By the time the credits roll (SPOILER ALERT), Cadman and his comatose wife are dead at the hands of his “patients,” who are still left with little to no hope of returning to something resembling normalcy. And poor Mungo, who we learn is Laurie’s father and was once also a brilliant doctor before one of Cadman’s surgeries, also falls at the hands of the rampaging patients without so much as a moment of clarity to give his daughter some closure (END SPOILER).
Cadman’s swath of destruction is widespread and almost total, but while the film uses him as the focal point to explore the dangers of scientific arrogance, he’s not the only one under the microscope, as it were. Even hero Ramsay has a moment where he condescends to Laurie, calling her delusional for her worries about Cadman’s intentions early in the film. While this type of attitude isn’t the least uncommon in movies of the era, it’s surprising that upon learning the extent of Cadman’s crimes, Ramsay apologizes to Laurie and admits that he was delusional for not wanting to see his mentor as capable of such things.

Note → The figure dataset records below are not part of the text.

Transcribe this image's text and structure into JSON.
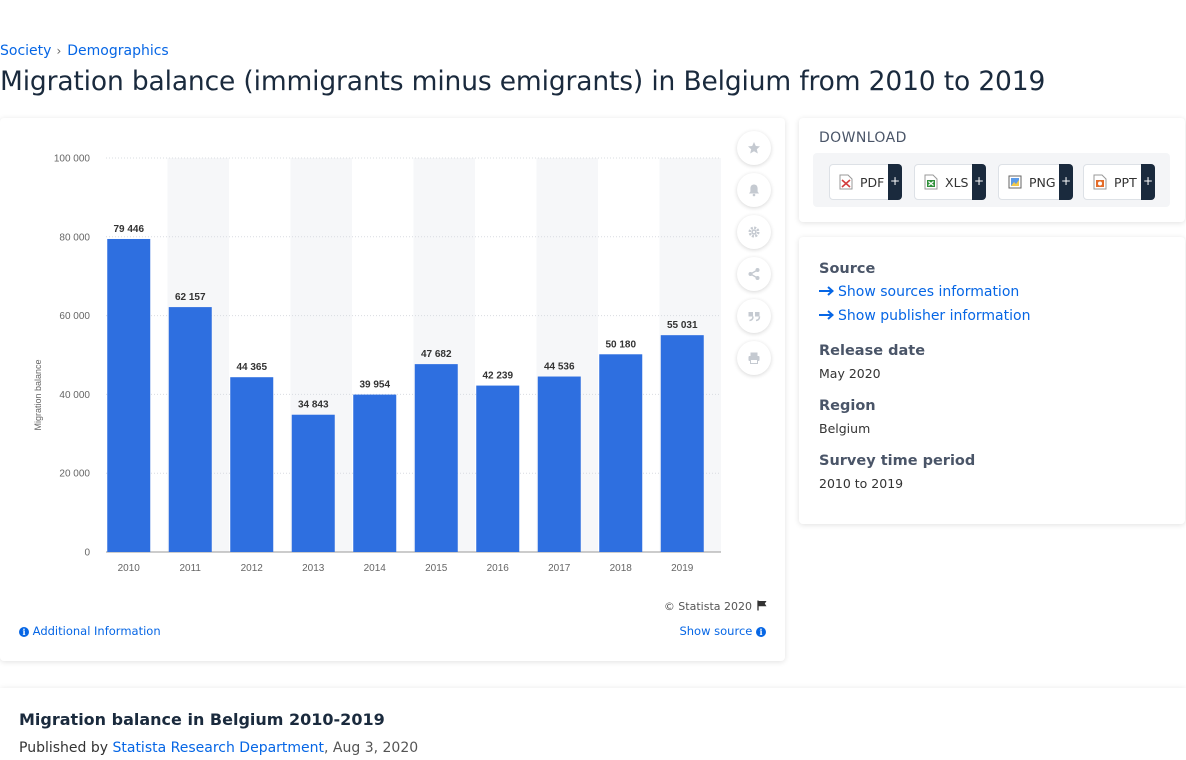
{
  "breadcrumb": {
    "items": [
      "Society",
      "Demographics"
    ],
    "separator": "›"
  },
  "page_title": "Migration balance (immigrants minus emigrants) in Belgium from 2010 to 2019",
  "chart_data": {
    "type": "bar",
    "categories": [
      "2010",
      "2011",
      "2012",
      "2013",
      "2014",
      "2015",
      "2016",
      "2017",
      "2018",
      "2019"
    ],
    "values": [
      79446,
      62157,
      44365,
      34843,
      39954,
      47682,
      42239,
      44536,
      50180,
      55031
    ],
    "data_labels": [
      "79 446",
      "62 157",
      "44 365",
      "34 843",
      "39 954",
      "47 682",
      "42 239",
      "44 536",
      "50 180",
      "55 031"
    ],
    "ylabel": "Migration balance",
    "xlabel": "",
    "ylim": [
      0,
      100000
    ],
    "yticks": [
      0,
      20000,
      40000,
      60000,
      80000,
      100000
    ],
    "ytick_labels": [
      "0",
      "20 000",
      "40 000",
      "60 000",
      "80 000",
      "100 000"
    ],
    "bar_color": "#2e6fe0",
    "band_color": "#f6f7f9",
    "grid": true,
    "legend": false
  },
  "toolbar": {
    "icons": [
      "star-icon",
      "bell-icon",
      "gear-icon",
      "share-icon",
      "quote-icon",
      "print-icon"
    ]
  },
  "chart_footer": {
    "copyright": "© Statista 2020",
    "additional_info": "Additional Information",
    "show_source": "Show source"
  },
  "download": {
    "title": "DOWNLOAD",
    "buttons": [
      {
        "label": "PDF",
        "plus": "+",
        "color": "#d23c3c"
      },
      {
        "label": "XLS",
        "plus": "+",
        "color": "#2f8f3a"
      },
      {
        "label": "PNG",
        "plus": "+",
        "color": "#2e6fe0"
      },
      {
        "label": "PPT",
        "plus": "+",
        "color": "#e46c2a"
      }
    ]
  },
  "meta": {
    "source_heading": "Source",
    "show_sources": "Show sources information",
    "show_publisher": "Show publisher information",
    "release_heading": "Release date",
    "release_value": "May 2020",
    "region_heading": "Region",
    "region_value": "Belgium",
    "survey_heading": "Survey time period",
    "survey_value": "2010 to 2019"
  },
  "bottom": {
    "title": "Migration balance in Belgium 2010-2019",
    "published_prefix": "Published by",
    "publisher": "Statista Research Department",
    "date": ", Aug 3, 2020"
  },
  "colors": {
    "link": "#0666e5",
    "heading": "#1a2a3d",
    "bar": "#2e6fe0"
  }
}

Interestingly, The Black Sleep has a great deal in common with a French movie that wouldn’t be released for another four years: Georges Franju’s Eyes Without a Face (ICYMI, go here to read our previous retrospective on that film). If you’ve seen Franju’s film (which you 100% should), you’ll know it also features a scientist whose obsession becomes hazardous to everyone around him. In this case, surgeon Doctor Génessier is determined to perfect a procedure to transplant an entire face from one patient to another. Of course, like Cadman’s patients, Génessier’s donors are of the unwilling variety. Both films feature an element of hidden motivations, too, as instead of a comatose wife, Génessier is compelled by the need to replace his daughter’s face after it was maimed in a car accident.

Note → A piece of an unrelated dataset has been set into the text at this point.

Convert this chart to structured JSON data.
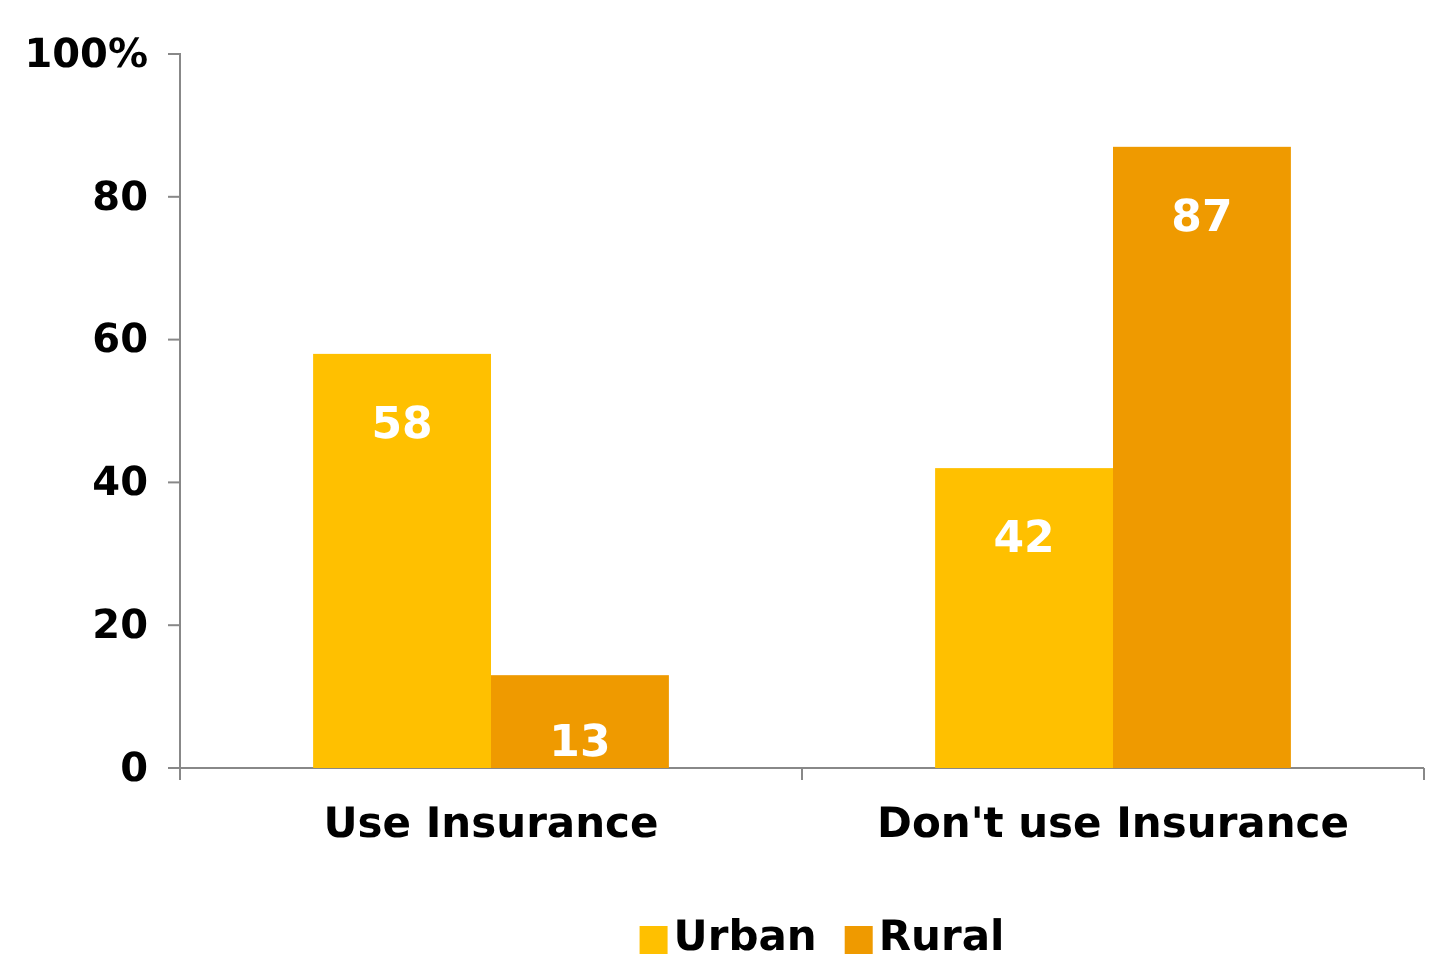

But while Franju approaches the material by leaning into the dramatic elements and drawing from France’s complicated history with World War II to produce something narratively rich and complex, Le Borg is really all about hitting the audience with horror tropes. Think of the difference between the two as EWAF being a Michelin-rated restaurant where you’ll eat intricate meals complete with unique sauces and flavors. The Black Sleep, on the other hand, is more of a middle-tier steakhouse. You’re not likely to find many surprises, but you know what you’re getting and you’ll likely be satisfied.